After supper, about 1/2 an hour of prayer in the chapel and
an hour breviary. The prayers are Latin, and always the same;
a larger number on Sundays and feast days. It is the duty
of every ecclesiastic to pray through the breviary once each
day; the vicars go through these prayers for the canons as
a sort of feudal service. The pupils are allowed, twice a
week, to cross the threshold of the institution for a few
hours only. No speaking is allowed during meals. The
treatment is degrading. Two rooms for study are allotted to
each twenty individuals. The sleeping places, without
stoves, are arranged for three, six, eight, and fifteen.

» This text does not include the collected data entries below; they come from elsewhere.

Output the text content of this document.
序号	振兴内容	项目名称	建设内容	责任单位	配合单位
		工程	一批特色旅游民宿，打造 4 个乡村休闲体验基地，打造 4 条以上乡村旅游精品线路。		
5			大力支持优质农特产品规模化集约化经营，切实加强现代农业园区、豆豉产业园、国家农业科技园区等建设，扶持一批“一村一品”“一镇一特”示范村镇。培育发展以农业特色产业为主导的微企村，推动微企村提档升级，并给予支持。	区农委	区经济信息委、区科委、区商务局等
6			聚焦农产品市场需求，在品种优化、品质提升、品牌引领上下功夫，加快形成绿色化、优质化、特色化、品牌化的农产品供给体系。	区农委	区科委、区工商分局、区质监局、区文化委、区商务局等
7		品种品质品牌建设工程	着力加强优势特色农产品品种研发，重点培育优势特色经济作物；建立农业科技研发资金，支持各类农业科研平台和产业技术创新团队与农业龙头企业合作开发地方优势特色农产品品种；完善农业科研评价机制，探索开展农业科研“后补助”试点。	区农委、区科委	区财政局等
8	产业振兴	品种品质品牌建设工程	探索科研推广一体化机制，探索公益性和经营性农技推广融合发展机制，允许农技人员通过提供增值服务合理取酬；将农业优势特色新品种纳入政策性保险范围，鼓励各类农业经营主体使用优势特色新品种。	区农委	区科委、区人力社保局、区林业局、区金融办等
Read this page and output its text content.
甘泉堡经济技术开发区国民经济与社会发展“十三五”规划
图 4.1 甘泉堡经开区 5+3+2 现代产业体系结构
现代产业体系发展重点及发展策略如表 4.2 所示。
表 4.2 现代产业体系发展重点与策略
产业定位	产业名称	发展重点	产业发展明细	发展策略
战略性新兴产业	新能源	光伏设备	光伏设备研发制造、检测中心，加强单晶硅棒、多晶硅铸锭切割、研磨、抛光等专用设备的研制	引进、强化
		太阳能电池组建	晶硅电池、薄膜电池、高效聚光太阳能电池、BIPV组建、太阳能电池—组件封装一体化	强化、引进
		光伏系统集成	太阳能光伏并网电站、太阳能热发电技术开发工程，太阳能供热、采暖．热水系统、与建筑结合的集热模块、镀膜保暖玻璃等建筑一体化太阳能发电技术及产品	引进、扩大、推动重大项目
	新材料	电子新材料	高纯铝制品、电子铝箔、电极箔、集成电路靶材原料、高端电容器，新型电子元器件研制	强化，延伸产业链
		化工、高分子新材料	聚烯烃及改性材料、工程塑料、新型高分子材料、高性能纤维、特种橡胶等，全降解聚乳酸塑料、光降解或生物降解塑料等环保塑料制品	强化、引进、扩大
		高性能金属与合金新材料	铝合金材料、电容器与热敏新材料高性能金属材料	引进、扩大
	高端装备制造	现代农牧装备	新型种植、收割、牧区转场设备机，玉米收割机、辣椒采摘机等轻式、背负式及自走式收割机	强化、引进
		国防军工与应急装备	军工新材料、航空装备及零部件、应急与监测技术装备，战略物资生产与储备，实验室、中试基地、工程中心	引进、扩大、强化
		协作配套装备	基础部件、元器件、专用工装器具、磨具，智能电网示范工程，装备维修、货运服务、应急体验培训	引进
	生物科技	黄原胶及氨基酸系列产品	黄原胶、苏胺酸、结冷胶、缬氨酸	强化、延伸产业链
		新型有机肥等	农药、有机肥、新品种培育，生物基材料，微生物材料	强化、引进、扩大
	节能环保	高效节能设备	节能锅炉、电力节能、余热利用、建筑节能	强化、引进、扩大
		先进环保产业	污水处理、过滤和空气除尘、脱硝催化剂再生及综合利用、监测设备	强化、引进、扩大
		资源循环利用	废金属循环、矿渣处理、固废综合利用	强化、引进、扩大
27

The largest was called The Menagerie.
** One of the Prebendaries themselves, at the time of our
departure, called the Seminary "a little hell."
THE WARNING.
I entreat you, German parents, permit not one of your sons to enter this grave of moral freedom and independence; you draw upon yourselves a heavier weight of blame than if you took their lives—for the moral death is worse and more painful than that of the body! German mothers preferred in former times to put their children to death, rather than that they should be Roman slaves; while now-a-days it is esteemed the highest honour which can be conferred upon a German youth, that he should become the slave—the consecrated slave, forsooth—of the Roman bishop! But the yoke is not acknowledged, for it is imposed under the holy name of religion.
And you, my youthful friends, who choose for yourselves the profession of teachers, let me conjure you to retire from this grave of moral strength, and independence—from the seminary! You will be losers there in mind and body, were you even giants in both! You will become slaves! You will become hypocrites! Attractive though the office of a teacher be, and enlarged his sphere of working, it is rendered a dangerous one for manly dignity—for truth and freedom, by the disgraceful ignominious fetters imposed on it by Rome. Choose, therefore, rather a hard couch and a laborious life than the degrading indolence of a polluted existence.